Die Ehe der Maria Braun - Ein analytischer Vergleich von Rainer Werner Fassbinders Film mit Gerhard Zwerenz` gleichnamigen Roman


Hausarbeit, 1999

16 Seiten, Note: 2.0


Leseprobe


Inhaltsangabe

1. Einleitung
1.1. Aufgabenstellung
1.2. Kurze Inhaltsangabe

2. Beziehung zur Mutter

3. Marias Aufstieg in der Nachkriegszeit

4. Marias beruflicher Erfolg

5. Der Umschwung

6. Beziehung zu Hermann

7. Marias Sturz

8. Geschichtsbild

9. Fazit

10. Literaturverzeichnis

1. Einleitung

‘Die Ehe der Maria Braun’ lässt, je öfter man Fassbinders Film anschaut, immer mehr Interpretationsansätze zu. Fassbinder hat sich über seine Filme allgemein folgend geäußert: „Der Zuschauer soll Beobachter nicht Betrachter sein.“ Für einen Laien ist es erstaunlich zu beobachten, wie viel Aufmerksamkeit jeder noch so kleinen, unbedeutend wirkenden Kameraeinstellung beigemessen werden muss. Maria Braun wird von diversen filmischen Mitteln geprägt, eine Charakterisierung ihrer Person scheint daher unkompliziert. Doch die Quantität der Informationen ist umfangreich, daher ist es schwierig zu differenzieren, welche Informationen von großer Bedeutung sind, und welche, in einer Filmanalyse verarbeitet, überflüssig wären.

1.1 Aufgabenstellung

Folgend werde ich versuchen, Marias Aufstieg bis zu ihrem Scheitern in der jeweiligen Gesellschaftsgruppe zu analysieren. Dabei wird die Analyse in neun verschiedene Kapitel (inklusive Einleitung und Fazit) unterteilt.

Der Schwerpunkt wird auf dem Vergleich zwischen zwei verschiedenen Medien liegen:

Zum einen Fassbinders Film und zum anderen Gerhard Zwerenz` literarische Erzählung. Gerhard Zwerenz hat es sich zur Aufgabe gemacht, einen Roman ‘nach’ dem Film zu schreiben, dementsprechend muss die in dem Film erzählte Geschichte rekonstruiert werden. Verglichen werden Filmsegmente mit Textpassagen aus Zwerenz` Roman.
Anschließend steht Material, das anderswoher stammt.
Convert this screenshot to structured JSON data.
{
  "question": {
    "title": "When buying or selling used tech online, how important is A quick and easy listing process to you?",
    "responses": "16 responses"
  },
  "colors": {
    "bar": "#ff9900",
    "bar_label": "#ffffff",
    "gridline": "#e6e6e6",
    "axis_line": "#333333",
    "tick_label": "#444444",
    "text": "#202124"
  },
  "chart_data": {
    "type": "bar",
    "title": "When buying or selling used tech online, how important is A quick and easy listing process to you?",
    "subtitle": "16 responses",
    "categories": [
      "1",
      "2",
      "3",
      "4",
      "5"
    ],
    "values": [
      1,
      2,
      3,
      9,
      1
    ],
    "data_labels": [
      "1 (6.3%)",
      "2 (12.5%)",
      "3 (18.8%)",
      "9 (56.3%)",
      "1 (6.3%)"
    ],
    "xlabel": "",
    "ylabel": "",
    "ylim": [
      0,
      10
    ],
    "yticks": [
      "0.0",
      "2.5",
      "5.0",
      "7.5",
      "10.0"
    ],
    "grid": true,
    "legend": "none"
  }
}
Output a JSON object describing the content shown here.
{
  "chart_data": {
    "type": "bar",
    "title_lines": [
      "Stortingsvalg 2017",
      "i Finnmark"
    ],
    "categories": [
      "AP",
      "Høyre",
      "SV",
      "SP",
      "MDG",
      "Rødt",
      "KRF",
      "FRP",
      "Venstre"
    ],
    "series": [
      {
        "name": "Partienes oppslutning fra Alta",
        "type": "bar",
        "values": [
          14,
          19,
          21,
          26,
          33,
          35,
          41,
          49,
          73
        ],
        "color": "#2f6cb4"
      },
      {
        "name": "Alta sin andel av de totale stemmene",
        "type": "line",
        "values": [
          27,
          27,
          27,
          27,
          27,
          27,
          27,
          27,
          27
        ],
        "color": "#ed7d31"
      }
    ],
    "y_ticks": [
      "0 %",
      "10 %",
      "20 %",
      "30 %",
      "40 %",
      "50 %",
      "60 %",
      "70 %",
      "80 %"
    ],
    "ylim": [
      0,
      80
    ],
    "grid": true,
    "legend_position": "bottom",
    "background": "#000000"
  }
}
Es sollen die Differenzen der beiden Medien herausgestellt werden, außerdem versuche ich die Frage zu klären, was Film und Buch jeweils vermitteln möchten. Gibt es Gemeinsamkeiten, oder muss Zwerenz` Roman unabhängig von Fassbinders Film betrachtet werden?

1.2 Kurze Inhaltsangabe

Maria Braun ist eine junge, ehrgeizige und emanzipierte Frau, die in der deutschen Nachkriegszeit nach ihrem sozialen Aufstieg strebt. Von ihrem Ehemann Hermann Braun getrennt, beginnt sie mit Skrupellosigkeit und Gefühlskälte Karriere zu machen, dabei nutzt sie einige Männer ihrer Positionen wegen aus. Letztendlich verliert sie ihre Liebe an das Streben nach Reichtum und Macht.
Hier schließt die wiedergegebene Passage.